Today we’ve become very confused about the true spirit of America as we logically try to honor separation of church and state.  It’s left us with a culture lacking in moral conscience.  We find ourselves fighting the empty dogma of secular believers with fundamentalists filled with notions of their ‘rightness’.  Our attempts to impose belief from our ‘thoughts’ of ‘rightness’ fill our airwaves and politics with tremendous distraction from cultivating a practice of ‘not wanting’.  The pilgrim moves from the heart and Big Faith, with a deeper courage and curiosity to the mystery of life (and death).  The pilgrim spirit is not one of persuasion, driven from a desire to change another.  It’s driven from a deep spiritual place of reverence and respect for one another, recognizing the Divine in all things and all beings.  It recognizes our biggest command, “Be kind to one another, and at the least, try not to cause harm.”  Our health is found in cultivating joy through gratitude in the ‘gift of the given’, noting the antidote to greed, fear and ignoring as ‘awareness’, deepened through prayer and meditation.  I’m filled with expectant joy and gratitude for an America of opportunity, flexibility, curiosity, Big Faith, harmony and rhythm, gratitude, and kindness.  We’re a nation founded on kindness, moderation, and mindful consumption.  For me, this is what Occupy Wall Street is about,  a return to the pilgrim spirit of kindness and opportunity and a moral conscience that always first asks, “Where’s the harm (potential or present) in the thoughts, speech, and action we’re about to pursue?”  Our moral conscience can once again be found in the ancient Hawaiian mandate, “Best for all with harm to none.”

“The Lord is my shepherd.  I shall not want.”

4:6-7

King James Version (KJV)

4 Rejoice in the Lord alway: and again I say, Rejoice. 5 Let your moderation be known unto all men. The Lord is at hand. 6 Be careful for nothing; but in every thing by prayer and supplication with thanksgiving let your requests be made known unto God. 7And the peace of God, which passeth all understanding, shall keep your hearts and minds through Christ Jesus.
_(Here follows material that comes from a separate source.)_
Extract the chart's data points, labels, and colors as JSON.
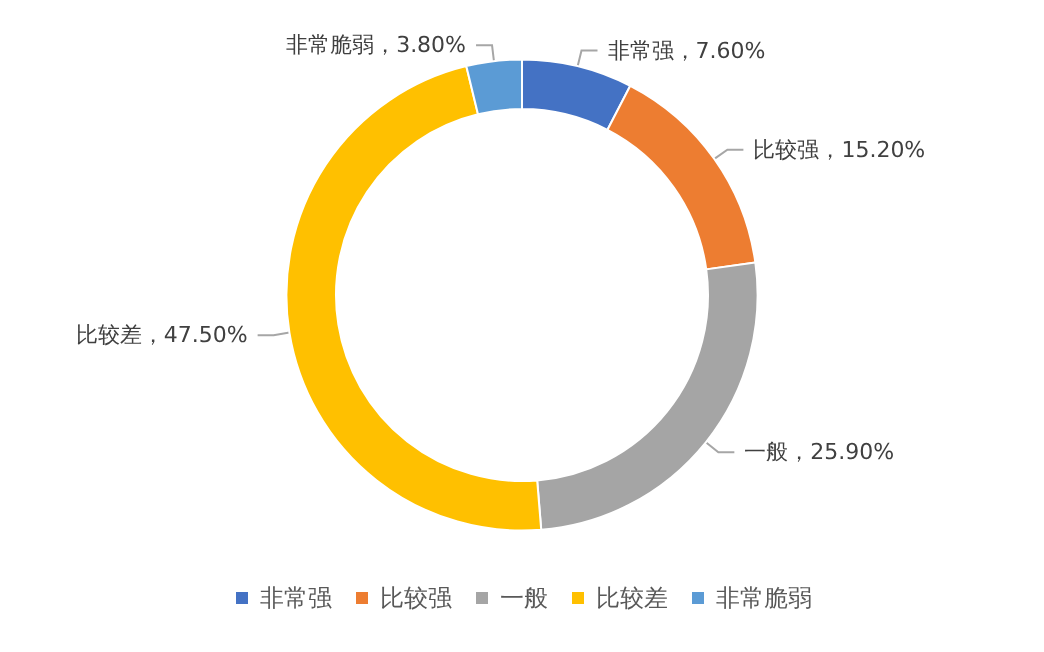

Good News Translation (GNT)

6 Don’t worry about anything, but in all your prayers ask God for what you need, always asking him with a thankful heart.7 And God’s peace, which is far beyond human understanding, will keep your hearts and minds safe in union with Christ Jesus.

Life is difficult.  Our difficulties come from wanting conditions different from what they are in the face of change.  Our relief is found through prayer/meditation, embracing the moment’s gift outside our restless mind.